Editorial: What is going on with New Mexico Law Enforcement? 

Alburquerque, New Mexico

Column By Mike Bibb

Ordinarily, glitches in a state’s law enforcement and judicial system don’t regularly make front-page news. Police agencies and courts, like any government department, are susceptible to occasional faux pas.

That’s just the nature of most anything involving human participation and management.

However, except for California, whose government has gone well beyond logical reasoning, recent events in one of our neighboring states have become equally baffling.

Within the past month, the governor of New Mexico has dispatched the National Guard to assist the Albuquerque Police Department in controlling crime within the city—an indication that the bad guys are becoming more brazen, disruptive, and threatening public safety.

Also, in the past few days, the DEA conducted a large-scale fentanyl bust in Albuquerque in which hundreds of thousands of dollars in cash, drugs, firearms, and vehicles were seized.

A magistrate judge and his wife in Las Cruces were recently arrested for harboring a Venezuelan gang member in their home. Details, other than the judge knowingly providing his residence as a refuge for the gangster and occasionally entertaining his friends, have gradually come forth.

I’m certain more incriminating information will be released as the FBI investigation progresses.

The latest law enforcement snafu involving several deputies in New Mexico’s Grant County Sheriff’s Department has been reported.

Grant County encompasses Silver City and the adjoining vicinity.

While big-time crime and international gang activity don’t influence the story, it is equally bizarre.

Believe it or not, the five main characters in this debacle consist of four county deputies and a baby rabbit.

The clamor began when the four deputies were on evening patrol in the Hachita area of the county when one of their patrol vehicles suddenly halted.

Wondering why, other deputies exited their vehicles and approached the officer who had made the initial stop.

When they encountered the deputy, they discovered the officer was holding a baby rabbit in his hands, and reported the little dude was sitting in the middle of the road, refusing to move.

Deputies began to laugh at the hilarity of the situation — a sheriff’s department patrol stopped in its tracks by an obstinate baby desert rabbit.  

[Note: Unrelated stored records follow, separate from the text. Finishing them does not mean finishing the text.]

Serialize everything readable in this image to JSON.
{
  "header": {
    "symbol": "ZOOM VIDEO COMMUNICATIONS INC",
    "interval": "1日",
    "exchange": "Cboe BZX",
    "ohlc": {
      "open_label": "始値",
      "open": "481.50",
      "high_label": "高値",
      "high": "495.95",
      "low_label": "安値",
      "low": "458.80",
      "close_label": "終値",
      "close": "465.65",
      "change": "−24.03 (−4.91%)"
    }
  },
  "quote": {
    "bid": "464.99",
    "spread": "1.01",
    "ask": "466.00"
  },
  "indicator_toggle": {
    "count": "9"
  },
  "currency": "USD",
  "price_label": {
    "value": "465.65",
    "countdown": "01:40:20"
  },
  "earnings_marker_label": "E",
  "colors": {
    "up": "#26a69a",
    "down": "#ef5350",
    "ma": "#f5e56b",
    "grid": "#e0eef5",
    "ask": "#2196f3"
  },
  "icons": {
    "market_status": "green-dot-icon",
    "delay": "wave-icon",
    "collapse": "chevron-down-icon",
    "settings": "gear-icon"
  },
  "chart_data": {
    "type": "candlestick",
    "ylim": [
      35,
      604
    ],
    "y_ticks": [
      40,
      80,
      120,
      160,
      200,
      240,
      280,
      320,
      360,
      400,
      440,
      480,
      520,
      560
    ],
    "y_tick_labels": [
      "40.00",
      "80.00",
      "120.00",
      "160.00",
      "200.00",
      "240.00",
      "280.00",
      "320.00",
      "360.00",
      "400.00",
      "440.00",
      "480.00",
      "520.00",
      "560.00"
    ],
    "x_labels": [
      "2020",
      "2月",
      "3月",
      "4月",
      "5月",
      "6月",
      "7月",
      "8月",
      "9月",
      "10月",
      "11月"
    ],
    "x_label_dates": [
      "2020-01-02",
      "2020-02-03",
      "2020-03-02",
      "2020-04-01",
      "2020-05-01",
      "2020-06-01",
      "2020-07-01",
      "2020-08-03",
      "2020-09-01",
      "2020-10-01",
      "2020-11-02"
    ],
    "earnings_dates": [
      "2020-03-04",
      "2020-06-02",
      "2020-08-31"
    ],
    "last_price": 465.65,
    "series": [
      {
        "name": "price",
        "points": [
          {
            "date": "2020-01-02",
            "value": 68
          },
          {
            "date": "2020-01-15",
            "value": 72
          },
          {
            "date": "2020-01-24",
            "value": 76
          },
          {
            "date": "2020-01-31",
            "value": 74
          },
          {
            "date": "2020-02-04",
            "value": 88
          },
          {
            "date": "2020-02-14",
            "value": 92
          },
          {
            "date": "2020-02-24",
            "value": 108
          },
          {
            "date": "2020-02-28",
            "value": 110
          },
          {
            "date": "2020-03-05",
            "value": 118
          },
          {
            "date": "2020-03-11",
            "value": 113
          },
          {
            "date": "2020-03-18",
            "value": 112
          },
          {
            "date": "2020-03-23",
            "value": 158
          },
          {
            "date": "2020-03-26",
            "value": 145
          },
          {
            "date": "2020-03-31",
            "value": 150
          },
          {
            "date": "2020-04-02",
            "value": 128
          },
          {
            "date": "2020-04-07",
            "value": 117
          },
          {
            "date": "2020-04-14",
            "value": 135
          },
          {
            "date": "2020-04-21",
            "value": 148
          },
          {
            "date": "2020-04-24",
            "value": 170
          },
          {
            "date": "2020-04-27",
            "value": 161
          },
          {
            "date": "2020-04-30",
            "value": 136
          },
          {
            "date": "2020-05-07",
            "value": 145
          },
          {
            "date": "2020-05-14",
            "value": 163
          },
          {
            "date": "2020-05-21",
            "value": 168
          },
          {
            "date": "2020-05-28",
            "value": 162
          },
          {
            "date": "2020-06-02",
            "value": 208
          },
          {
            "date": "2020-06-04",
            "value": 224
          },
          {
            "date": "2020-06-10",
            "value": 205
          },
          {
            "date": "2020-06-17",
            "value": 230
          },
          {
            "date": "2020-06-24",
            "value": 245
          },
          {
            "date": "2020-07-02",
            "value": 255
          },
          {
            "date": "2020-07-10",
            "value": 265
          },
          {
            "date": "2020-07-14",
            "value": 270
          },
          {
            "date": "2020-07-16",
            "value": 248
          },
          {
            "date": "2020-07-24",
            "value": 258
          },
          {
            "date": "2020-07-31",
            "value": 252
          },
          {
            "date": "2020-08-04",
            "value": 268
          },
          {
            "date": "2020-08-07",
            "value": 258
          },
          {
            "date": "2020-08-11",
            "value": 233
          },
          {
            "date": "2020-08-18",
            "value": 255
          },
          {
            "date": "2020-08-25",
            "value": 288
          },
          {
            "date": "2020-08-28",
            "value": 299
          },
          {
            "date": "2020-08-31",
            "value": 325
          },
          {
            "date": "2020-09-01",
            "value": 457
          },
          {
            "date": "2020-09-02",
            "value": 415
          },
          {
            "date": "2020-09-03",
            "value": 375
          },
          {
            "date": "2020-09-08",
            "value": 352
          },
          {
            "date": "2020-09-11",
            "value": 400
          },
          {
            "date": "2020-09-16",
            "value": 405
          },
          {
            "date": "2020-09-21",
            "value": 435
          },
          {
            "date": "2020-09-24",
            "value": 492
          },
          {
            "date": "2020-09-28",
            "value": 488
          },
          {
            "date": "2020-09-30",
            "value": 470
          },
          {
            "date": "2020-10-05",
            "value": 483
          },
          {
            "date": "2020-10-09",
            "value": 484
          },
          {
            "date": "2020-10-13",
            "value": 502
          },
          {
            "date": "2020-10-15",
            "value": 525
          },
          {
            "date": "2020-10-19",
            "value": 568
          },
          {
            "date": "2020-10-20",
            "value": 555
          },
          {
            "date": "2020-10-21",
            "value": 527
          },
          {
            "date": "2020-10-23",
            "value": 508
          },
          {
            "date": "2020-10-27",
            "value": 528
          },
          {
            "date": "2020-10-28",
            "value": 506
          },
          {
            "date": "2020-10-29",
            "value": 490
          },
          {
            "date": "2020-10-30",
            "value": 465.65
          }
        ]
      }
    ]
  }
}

One of the deputies asked if he could hold the creature. “No”, the other officer reported, “you might hurt it.”

“No, I won’t,” replied the second deputy.

This conversation went back and forth until finally the second officer pulled his Taser and aimed it, allegedly, at the deputy holding the rabbit and demanded he hand it over.

Shortly after, the second officer hurled the tiny rabbit against his patrol vehicle with sufficient force to fatally injure it.

The other officers stood by, unsure of what they had just seen or why they had seen it.

This wasn’t the first time this same deputy had confronted the other. About 10 days before the rabbit episode, the officer who snatched the animal and threw it against the vehicle had also grabbed the other deputy’s cell phone in the office and then pointed his duty pistol at him when the officer tried to retrieve it.  

What could be the motive for an adult sheriff’s deputy to act this way on at least two different occasions intentionally?

I’m no cop, but I don’t believe this is standard police behavior. I don’t think I’ve ever heard of a story like this.

Adding to the craziness, the media has only recently reported on the incident. According to information from “The Grant County Beat,” May 5, 2025, these events happened last August 2024.

Following the press’ account, including information that the occurrence attracted the attention of the New Mexico State Police, the Grant County Sheriff released his handling of the affair, indicating his office did not condone the deputies’ conduct. Administrative measures have been taken involving the offending officers.

That would be the expected response, knowing the public’s exposure to the wacky handling of an abnormal county police event has suddenly ballooned into a story attracting state intervention.

The Sheriff, understandably, realizes the significance of his deputies’ screwups, particularly one as ridiculous and boneheaded as the killing of a baby rabbit for no apparent reason and threatening a fellow officer with a firearm.

There’s a reason other than, perhaps, the mental stability of the offending deputy.

On Feb. 14, 2025, a criminal complaint was filed in the Silver City Magistrate Court by Agent Justin Blacklock of the New Mexico State Police. The complaint states the offending officer was charged with four counts of aggravated assault upon a peace officer with a deadly weapon and one count of extreme cruelty to animals.

This latest narrative involving New Mexico law enforcement will, most likely, continue to be exposed. Leaving people to wonder if the state has nearly lost control of adequate policing in its largest city, a magistrate judge cavorting with foreign gang members in the state’s second largest city and county sheriff deputies quarreling among themselves, pulling guns on each other and purposely killing baby rabbits in the wild, then what should the public expect next?

I don’t know, but each succeeding story seems more astonishing than the previous one.

The opinions expressed in this editorial are those of the author.